New Guidelines Provide Framework for Safe Liver Transplantation for Nonresectable Colorectal Liver Metastases

NEW YORK (Reuters Health) – Growing interest in liver transplantation to treat non-resectable colorectal liver metastases prompted an international working group to develop consensus guidelines.

“Trials evaluating liver transplantation for non-resectable colorectal liver metastases have shown good outcomes in well-selected patients, and this has sparked an exponential increase in the number of patients transplanted for this indication worldwide,” the group writes in The Lancet Gastroenterology and Hepatology.

The working group was commissioned by the International Hepato-Pancreato-Biliary Association and included international leaders in the areas of hepatobiliary surgery, colorectal oncology, liver transplantation, hepatology and bioethics.

The group focused on five key domains: patient selection, evaluation of biological behavior, graft selection, recipient considerations and outcomes.

Following a three-step Delphi consensus process, the group reached final consensus on 44 statements, standardized nomenclature, and developed a practical management algorithm.

The aim of the selection process is to identify patients with non-resectable colorectal liver metastases with favorable tumor biology who would derive the greatest survival benefit from liver transplantation, the group says.

They identified prognostic factors from an array of clinicopathological and molecular features to establish biologically based criteria for patient selection. Specific criteria for clinico-patho-radiological assessments with molecular profiling is “crucial” in this setting, they write.

After the patient-selection process, “the careful evaluation of biological behavior with bridging therapy to transplantation with an appropriate assessment of the response is required,” the group says. “The sequencing of treatment in synchronous metastatic disease requires special consideration.”

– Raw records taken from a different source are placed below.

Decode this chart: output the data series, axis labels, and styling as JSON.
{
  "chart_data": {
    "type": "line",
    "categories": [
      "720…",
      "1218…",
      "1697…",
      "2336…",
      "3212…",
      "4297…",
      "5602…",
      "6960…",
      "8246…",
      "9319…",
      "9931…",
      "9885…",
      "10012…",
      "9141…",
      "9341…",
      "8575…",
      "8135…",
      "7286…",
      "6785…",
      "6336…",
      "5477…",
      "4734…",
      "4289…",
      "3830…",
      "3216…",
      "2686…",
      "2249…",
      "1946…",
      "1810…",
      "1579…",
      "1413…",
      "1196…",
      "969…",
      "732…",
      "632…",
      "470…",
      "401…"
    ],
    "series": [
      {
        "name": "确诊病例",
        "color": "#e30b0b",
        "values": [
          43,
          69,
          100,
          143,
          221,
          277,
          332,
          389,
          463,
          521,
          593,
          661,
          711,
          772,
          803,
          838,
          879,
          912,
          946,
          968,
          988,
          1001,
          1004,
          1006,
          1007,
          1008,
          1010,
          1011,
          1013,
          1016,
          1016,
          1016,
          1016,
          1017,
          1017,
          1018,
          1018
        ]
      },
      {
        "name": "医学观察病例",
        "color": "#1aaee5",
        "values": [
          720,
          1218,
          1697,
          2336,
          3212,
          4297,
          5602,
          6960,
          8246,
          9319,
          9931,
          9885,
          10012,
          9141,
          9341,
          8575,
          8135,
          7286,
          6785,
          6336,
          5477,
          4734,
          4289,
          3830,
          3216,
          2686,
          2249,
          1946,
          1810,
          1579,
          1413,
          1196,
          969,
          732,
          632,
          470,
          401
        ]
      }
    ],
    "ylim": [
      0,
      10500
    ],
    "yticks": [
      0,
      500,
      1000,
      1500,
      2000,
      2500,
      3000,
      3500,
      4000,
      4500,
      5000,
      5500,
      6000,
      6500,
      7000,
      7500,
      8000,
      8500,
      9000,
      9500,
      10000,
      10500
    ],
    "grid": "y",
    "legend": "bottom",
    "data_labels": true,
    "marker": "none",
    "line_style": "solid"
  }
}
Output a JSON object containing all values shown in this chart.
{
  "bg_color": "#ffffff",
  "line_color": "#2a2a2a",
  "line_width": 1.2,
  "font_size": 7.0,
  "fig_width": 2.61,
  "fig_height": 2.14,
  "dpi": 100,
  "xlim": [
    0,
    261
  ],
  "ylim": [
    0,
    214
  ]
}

The group discusses the ethical dilemmas within organ allocation for malignant indications. “The standard-of-care for patients with non-resectable colorectal liver metastases at present is palliative systemic therapy, and liver transplantation should improve on this survival to be ethically justifiable,” the group says.

The group also reviews the role for extended-criteria grafts, living-donor transplantation, and machine-perfusion technologies for non-resectable colorectal liver metastases.

Finally, the group proposes appropriate immunosuppressive regimens and strategies for the follow-up and treatment of recurrent disease.

These consensus guidelines provide “a framework by which liver transplantation for non-resectable colorectal liver metastases might be safely instituted and is a meaningful step towards future evidenced-based practice for better patient selection and organ allocation to improve the survival for patients with this disease,” the group concludes.

They recognize the “stimulating” ongoing work in this field and the importance of international registries and future prospective trials in elucidating biological prognostic factors to improve the stratification of risk.

“As survival outcomes for liver transplantation in well selected patients with non-resectable colorectal liver metastases improve, it is foreseeable that non-resectable colorectal liver metastases might become a standard indication for liver transplantation in the future, and strategies for prioritizing these patients against those with other malignant and non-malignant indications for liver transplantation must be devised,” they write.